Por quem dobram os sinos?
Assim como o poeta fui criado ao som dos sinos. Tinham eles papel preponderante na vida da comunidade, funcionando como marca-passo a ditar o ritmo dos dias. Havia o toque de acordar das seis da manhã, o chamado para as missas das oito e das dez aos domingos, a hora do Ângelus às seis da tarde, o toque fúnebre e pausado que anunciava o réquiem dos mortos, o repique agudo e corrido das festas dos santos. A todos eles atendiam fiéis, chamados que eram às práticas religiosas.
Hoje em dia, em muitos lugares, os sinos já não dobram como antigamente. Na minha cidade um padre moderno substituiu os repiques da minha infância pelo som gravado de carrilhões das grandes catedrais. Assim, os fiéis são alertados pelo som de sinos não ligados às suas tradições e que não lhes dizem respeito.

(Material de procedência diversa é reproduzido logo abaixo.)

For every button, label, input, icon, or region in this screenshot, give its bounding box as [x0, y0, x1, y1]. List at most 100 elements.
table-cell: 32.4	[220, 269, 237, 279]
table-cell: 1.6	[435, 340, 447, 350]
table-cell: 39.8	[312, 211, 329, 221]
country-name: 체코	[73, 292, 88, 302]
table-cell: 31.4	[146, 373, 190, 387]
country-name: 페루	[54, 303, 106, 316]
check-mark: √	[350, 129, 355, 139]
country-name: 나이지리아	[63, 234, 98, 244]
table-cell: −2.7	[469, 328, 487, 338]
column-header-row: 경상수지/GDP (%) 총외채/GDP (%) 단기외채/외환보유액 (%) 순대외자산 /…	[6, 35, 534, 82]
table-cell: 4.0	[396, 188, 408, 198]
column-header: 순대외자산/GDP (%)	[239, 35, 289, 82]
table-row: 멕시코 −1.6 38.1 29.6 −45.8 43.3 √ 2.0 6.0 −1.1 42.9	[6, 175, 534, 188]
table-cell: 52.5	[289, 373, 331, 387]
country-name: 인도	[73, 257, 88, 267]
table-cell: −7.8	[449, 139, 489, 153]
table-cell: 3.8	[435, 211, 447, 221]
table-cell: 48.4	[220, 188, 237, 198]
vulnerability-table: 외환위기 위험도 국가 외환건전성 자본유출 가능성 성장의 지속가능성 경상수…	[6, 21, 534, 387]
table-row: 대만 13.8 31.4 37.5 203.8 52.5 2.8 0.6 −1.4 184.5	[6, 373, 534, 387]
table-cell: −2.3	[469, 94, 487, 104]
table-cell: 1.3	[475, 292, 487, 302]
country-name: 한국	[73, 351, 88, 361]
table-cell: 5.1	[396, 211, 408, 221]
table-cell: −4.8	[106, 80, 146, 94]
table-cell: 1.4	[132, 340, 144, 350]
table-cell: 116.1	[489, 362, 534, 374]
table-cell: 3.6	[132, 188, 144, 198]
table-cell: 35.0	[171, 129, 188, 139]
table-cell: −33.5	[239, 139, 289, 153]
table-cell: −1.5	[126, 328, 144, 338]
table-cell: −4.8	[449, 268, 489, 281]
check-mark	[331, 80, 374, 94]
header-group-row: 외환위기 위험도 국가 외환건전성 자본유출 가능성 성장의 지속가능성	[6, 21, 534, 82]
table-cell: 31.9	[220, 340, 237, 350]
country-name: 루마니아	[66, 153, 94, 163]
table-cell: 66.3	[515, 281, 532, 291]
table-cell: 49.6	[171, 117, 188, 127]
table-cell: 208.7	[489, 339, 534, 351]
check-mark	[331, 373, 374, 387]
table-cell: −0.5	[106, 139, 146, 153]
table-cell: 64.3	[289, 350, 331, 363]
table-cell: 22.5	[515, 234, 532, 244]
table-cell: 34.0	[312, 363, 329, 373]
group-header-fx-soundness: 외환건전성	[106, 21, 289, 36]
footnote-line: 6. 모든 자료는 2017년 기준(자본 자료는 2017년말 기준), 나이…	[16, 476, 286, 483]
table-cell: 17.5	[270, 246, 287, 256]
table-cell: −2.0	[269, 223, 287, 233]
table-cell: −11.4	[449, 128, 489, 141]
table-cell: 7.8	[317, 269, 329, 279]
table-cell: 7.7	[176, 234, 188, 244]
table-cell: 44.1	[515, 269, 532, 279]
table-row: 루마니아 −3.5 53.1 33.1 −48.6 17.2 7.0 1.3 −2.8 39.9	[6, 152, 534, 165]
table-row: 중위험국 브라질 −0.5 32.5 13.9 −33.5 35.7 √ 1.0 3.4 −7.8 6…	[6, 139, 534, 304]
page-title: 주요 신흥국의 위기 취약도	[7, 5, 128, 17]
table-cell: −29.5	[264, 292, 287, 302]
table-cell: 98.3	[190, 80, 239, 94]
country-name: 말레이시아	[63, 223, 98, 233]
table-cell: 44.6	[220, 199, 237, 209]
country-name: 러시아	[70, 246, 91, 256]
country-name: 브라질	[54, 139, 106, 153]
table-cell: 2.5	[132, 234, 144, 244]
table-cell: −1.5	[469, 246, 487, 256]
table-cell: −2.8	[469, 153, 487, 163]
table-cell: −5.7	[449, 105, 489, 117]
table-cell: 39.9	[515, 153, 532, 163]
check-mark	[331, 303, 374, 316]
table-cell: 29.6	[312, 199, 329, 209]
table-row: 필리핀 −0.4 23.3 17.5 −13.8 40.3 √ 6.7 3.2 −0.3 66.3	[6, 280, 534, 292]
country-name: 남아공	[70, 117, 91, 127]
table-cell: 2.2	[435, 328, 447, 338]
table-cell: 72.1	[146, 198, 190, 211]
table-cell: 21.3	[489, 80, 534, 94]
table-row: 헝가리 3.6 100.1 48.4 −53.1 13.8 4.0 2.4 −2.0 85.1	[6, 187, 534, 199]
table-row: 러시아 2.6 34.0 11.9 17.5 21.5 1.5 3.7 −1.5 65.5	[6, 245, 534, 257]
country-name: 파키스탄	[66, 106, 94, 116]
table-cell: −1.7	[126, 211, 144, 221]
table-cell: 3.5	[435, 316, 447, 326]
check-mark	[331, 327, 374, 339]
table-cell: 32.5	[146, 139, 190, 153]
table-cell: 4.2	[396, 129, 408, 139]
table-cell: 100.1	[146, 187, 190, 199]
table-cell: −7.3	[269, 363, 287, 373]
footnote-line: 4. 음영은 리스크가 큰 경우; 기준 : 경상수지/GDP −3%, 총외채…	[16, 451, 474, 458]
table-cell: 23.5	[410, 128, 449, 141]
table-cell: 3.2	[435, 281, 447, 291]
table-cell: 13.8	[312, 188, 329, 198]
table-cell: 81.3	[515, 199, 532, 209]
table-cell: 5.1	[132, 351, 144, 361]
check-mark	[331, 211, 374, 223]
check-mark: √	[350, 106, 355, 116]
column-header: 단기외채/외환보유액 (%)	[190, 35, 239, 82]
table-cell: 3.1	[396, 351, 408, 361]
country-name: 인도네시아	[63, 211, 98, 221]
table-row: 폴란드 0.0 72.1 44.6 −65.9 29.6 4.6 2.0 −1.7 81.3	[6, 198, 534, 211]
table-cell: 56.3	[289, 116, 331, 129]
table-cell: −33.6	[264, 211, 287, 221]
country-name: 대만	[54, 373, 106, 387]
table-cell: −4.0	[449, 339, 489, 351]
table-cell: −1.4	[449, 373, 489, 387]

Mas, isso não é o pior. Recentemente os bons de velhos sinos das igrejas tornaram-se objeto de desejo de ladrões: nos últimos dias foram roubados sinos de algumas igrejas do Vale do Paraíba. Para dizer a verdade, não imagino como possa ser a ação de uma quadrilha de rouba sinos. Acontece que sinos são grandes e pesados, como, então, podem ser subtraídos das torres, trazidos ao chão e levados sem que ninguém se dê conta do crime? Nenhuma testemunha? Não sabem esses desalmados ladrões que, mais que os próprios sinos, estão levando as memórias de várias gerações que deixaram-se guiar pelas badaladas das igrejas?

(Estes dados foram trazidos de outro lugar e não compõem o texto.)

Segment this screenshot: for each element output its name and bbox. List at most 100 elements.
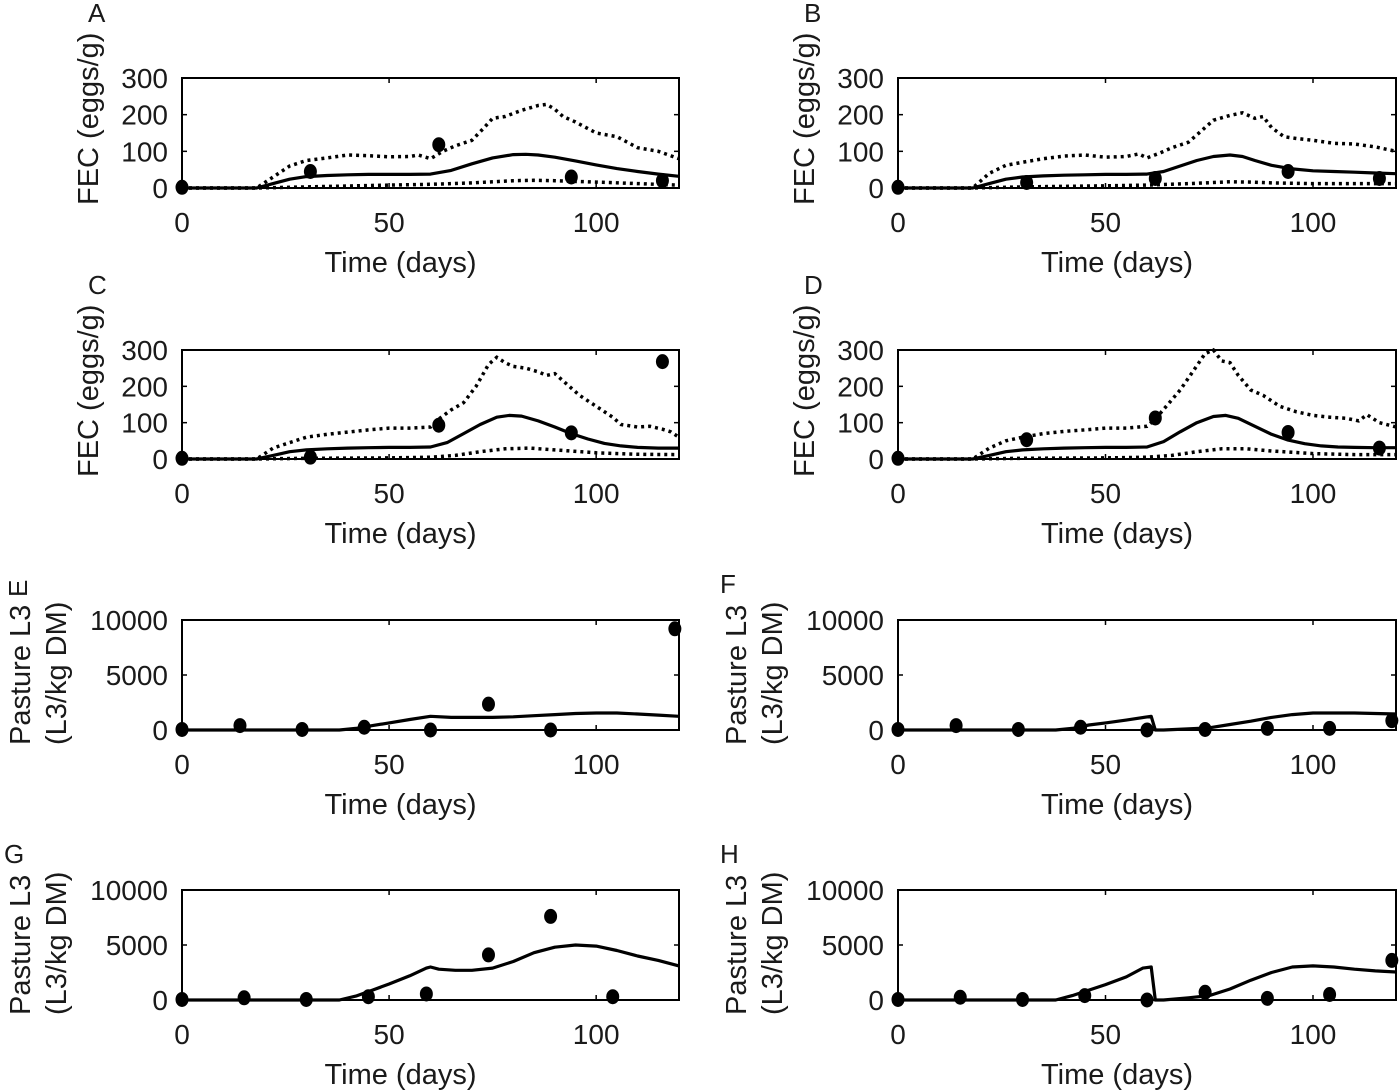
x-tick-label: 50: [374, 207, 405, 238]
x-tick-label: 0: [174, 1019, 190, 1050]
observed-point: [1148, 410, 1162, 426]
axes-frame: [181, 889, 680, 1001]
y-tick-label: 200: [837, 371, 884, 402]
observed-point: [1281, 424, 1295, 440]
y-tick-label: 10000: [806, 875, 884, 906]
y-tick-label: 10000: [90, 875, 168, 906]
observed-point: [1323, 987, 1337, 1002]
axes-frame: [897, 889, 1397, 1001]
model-line: [898, 413, 1396, 461]
upper-bound-line: [898, 110, 1397, 190]
y-tick-label: 200: [121, 371, 168, 402]
y-axis-title-line2: (L3/kg DM): [41, 602, 73, 745]
x-tick-label: 0: [174, 749, 190, 780]
observed-point: [303, 449, 317, 465]
panel-f: F Pasture L3 (L3/kg DM) Time (days) 0 50 1…: [720, 569, 1399, 821]
y-axis-title-line2: (L3/kg DM): [757, 872, 789, 1015]
y-tick-label: 300: [121, 335, 168, 366]
y-tick-label: 5000: [822, 930, 884, 961]
observed-point: [1020, 432, 1034, 448]
model-line: [182, 152, 680, 190]
y-axis-title-line1: Pasture L3: [721, 605, 753, 745]
x-tick-label: 0: [890, 478, 906, 509]
x-tick-label: 100: [1290, 207, 1337, 238]
observed-point: [1260, 720, 1274, 736]
y-axis-title-line2: (L3/kg DM): [757, 602, 789, 745]
y-tick-label: 0: [152, 173, 168, 204]
observed-point: [481, 947, 495, 963]
x-tick-label: 50: [374, 749, 405, 780]
x-tick-label: 0: [174, 478, 190, 509]
x-axis-title: Time (days): [325, 247, 477, 279]
panel-h: H Pasture L3 (L3/kg DM) Time (days) 0 50 1…: [720, 839, 1399, 1091]
y-tick-label: 0: [152, 715, 168, 746]
y-axis-title-line1: Pasture L3: [721, 875, 753, 1015]
lower-bound-line: [898, 447, 1396, 461]
x-axis-title: Time (days): [325, 1059, 477, 1091]
y-axis-title: FEC (eggs/g): [789, 305, 821, 477]
x-axis-title: Time (days): [325, 789, 477, 821]
observed-point: [481, 696, 495, 712]
panel-b: B FEC (eggs/g) Time (days) 0 50 100 0 100 200…: [789, 0, 1397, 279]
model-line: [182, 413, 679, 461]
panel-a: A FEC (eggs/g) Time (days) 0 50 100 0 100 200…: [73, 0, 680, 279]
panel-letter: D: [804, 270, 823, 300]
lower-bound-line: [182, 446, 680, 461]
x-axis-title: Time (days): [325, 518, 477, 550]
y-tick-label: 200: [837, 100, 884, 131]
panel-letter: G: [4, 839, 24, 869]
y-tick-label: 100: [121, 408, 168, 439]
y-tick-label: 100: [837, 408, 884, 439]
y-tick-label: 10000: [806, 605, 884, 636]
x-axis-title: Time (days): [1041, 1059, 1193, 1091]
x-tick-label: 100: [573, 1019, 620, 1050]
y-axis-title-line2: (L3/kg DM): [41, 872, 73, 1015]
observed-point: [655, 173, 669, 189]
x-tick-label: 100: [1290, 749, 1337, 780]
y-tick-label: 10000: [90, 605, 168, 636]
axes-frame: [181, 349, 680, 460]
panel-letter: B: [804, 0, 821, 28]
y-axis-title-line1: Pasture L3: [5, 875, 37, 1015]
y-tick-label: 5000: [106, 930, 168, 961]
y-axis-title: FEC (eggs/g): [73, 305, 105, 477]
observed-point: [1372, 170, 1386, 186]
lower-bound-line: [898, 180, 1396, 190]
upper-bound-line: [898, 347, 1397, 461]
x-tick-label: 50: [374, 478, 405, 509]
y-axis-title-line1: Pasture L3: [5, 605, 37, 745]
x-tick-label: 100: [573, 207, 620, 238]
x-tick-label: 50: [1090, 478, 1121, 509]
observed-point: [361, 989, 375, 1005]
axes-frame: [897, 349, 1397, 460]
y-tick-label: 0: [868, 173, 884, 204]
observed-point: [564, 169, 578, 185]
observed-point: [1020, 175, 1034, 190]
y-tick-label: 0: [152, 985, 168, 1016]
x-tick-label: 50: [1090, 207, 1121, 238]
observed-point: [544, 908, 558, 924]
y-tick-label: 300: [121, 63, 168, 94]
upper-bound-line: [182, 355, 680, 461]
panel-g: G Pasture L3 (L3/kg DM) Time (days) 0 50 1…: [4, 839, 680, 1091]
y-tick-label: 0: [152, 444, 168, 475]
observed-point: [1148, 170, 1162, 186]
x-tick-label: 0: [890, 1019, 906, 1050]
y-tick-label: 5000: [822, 660, 884, 691]
x-tick-label: 100: [573, 478, 620, 509]
y-tick-label: 300: [837, 63, 884, 94]
x-tick-label: 0: [890, 749, 906, 780]
panel-letter: E: [3, 580, 33, 597]
panel-letter: F: [720, 569, 736, 599]
observed-point: [303, 164, 317, 179]
x-axis-title: Time (days): [1041, 247, 1193, 279]
panel-e: E Pasture L3 (L3/kg DM) Time (days) 0 50 1…: [3, 580, 682, 821]
y-tick-label: 100: [121, 136, 168, 167]
x-tick-label: 100: [1290, 478, 1337, 509]
x-tick-label: 0: [890, 207, 906, 238]
observed-point: [432, 137, 446, 153]
y-tick-label: 300: [837, 335, 884, 366]
y-tick-label: 0: [868, 985, 884, 1016]
x-tick-label: 0: [174, 207, 190, 238]
lower-bound-line: [182, 178, 680, 190]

Roubaram o sino da minha cidade. Não sei para onde o levaram. Pois parte da minha vida está ligada a esse sino desaparecido. Ele era talvez, uma das últimas ligações materiais que eu tinha com a minha mãe, falecida há tantos anos. Era o repique dos sinos que nos levava, juntos a igreja, como se fôssemos atraídos por um tipo de código que nos unia e aos demais que acorriam às missas.

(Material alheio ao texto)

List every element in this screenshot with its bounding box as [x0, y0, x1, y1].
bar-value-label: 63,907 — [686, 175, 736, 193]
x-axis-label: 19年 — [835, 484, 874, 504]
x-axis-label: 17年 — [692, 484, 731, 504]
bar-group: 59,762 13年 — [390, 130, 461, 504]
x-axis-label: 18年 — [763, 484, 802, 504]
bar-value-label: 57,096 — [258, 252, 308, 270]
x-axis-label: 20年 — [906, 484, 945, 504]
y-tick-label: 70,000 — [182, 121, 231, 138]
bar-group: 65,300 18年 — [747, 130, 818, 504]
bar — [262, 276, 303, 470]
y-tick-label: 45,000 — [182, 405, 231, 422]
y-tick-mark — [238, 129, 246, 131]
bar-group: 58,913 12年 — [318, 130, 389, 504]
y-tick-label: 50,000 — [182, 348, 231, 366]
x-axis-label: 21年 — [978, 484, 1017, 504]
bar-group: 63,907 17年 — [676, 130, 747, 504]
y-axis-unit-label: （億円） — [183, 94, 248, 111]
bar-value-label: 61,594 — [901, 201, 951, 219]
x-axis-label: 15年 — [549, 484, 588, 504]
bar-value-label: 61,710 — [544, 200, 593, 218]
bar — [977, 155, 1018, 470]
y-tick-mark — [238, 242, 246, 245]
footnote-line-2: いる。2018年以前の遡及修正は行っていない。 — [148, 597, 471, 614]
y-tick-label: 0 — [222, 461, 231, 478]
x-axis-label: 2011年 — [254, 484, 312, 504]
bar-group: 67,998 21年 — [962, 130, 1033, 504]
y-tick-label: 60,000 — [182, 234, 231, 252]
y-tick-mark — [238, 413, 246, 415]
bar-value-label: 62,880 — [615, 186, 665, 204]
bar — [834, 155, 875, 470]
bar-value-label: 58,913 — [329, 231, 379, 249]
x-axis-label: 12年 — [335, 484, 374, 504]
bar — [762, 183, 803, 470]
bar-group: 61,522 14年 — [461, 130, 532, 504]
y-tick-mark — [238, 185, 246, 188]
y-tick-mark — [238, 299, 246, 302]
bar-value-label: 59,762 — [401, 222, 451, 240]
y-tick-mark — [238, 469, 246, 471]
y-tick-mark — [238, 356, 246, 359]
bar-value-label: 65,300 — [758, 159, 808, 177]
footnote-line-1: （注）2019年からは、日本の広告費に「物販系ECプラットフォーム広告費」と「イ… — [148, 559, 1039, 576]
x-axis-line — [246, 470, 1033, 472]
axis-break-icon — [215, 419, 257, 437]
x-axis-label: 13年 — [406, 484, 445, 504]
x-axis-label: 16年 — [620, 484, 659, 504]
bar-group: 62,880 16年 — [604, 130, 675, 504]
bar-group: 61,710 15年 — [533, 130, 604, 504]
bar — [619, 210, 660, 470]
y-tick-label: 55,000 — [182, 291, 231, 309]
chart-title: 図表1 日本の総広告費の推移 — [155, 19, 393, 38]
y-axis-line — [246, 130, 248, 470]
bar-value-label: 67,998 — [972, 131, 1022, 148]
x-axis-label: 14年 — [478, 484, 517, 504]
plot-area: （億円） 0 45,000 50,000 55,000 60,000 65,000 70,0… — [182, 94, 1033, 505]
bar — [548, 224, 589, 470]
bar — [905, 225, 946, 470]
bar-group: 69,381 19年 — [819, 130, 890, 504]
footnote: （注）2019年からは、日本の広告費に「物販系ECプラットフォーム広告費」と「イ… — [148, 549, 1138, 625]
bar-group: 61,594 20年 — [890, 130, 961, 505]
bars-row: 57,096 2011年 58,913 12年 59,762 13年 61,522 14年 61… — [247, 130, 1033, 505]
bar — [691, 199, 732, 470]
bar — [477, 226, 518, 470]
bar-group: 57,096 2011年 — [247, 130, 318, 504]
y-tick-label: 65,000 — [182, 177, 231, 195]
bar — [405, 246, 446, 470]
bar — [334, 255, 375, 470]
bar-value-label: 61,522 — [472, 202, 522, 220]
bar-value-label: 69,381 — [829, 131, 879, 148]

Mas, não é só isso. Notícia recente nos dá conta de que, finalmente, consertaram os sinos da Catedral da Sé, em São Paulo. A partir de agora o carrilhão, composto por 61 sinos, será acionado por um sistema digital. Então, depois de cinco anos quietos, os sinos voltarão a badalar na capital, mas não diretamente pelas mãos de alguém, embora também possam ser acionados manualmente ou através de um órgão.
Nunca pensei que sinos e tecnologia se dessem bem. De algum modo esse acionamento digital desmistifica toda uma escola de sineiros que ensinavam uns aos outros a arte dos diversos tipos de toque, adequados para cada ocasião. Era assim que, de geração em geração, mantinha-se a tradição. Mas, os tempos são outros, os tempos são outros.
Disse um padre da Sé que o som dos sinos representa a voz dos anjos chamando os fiéis para a igreja, lembrando-os da existência do Senhor. A partir de agora, na Sé, a voz dos anjos será acionada eletronicamente. Quem sabe um dia a tecnologia chegue ao ponto de abrir as portas do céu.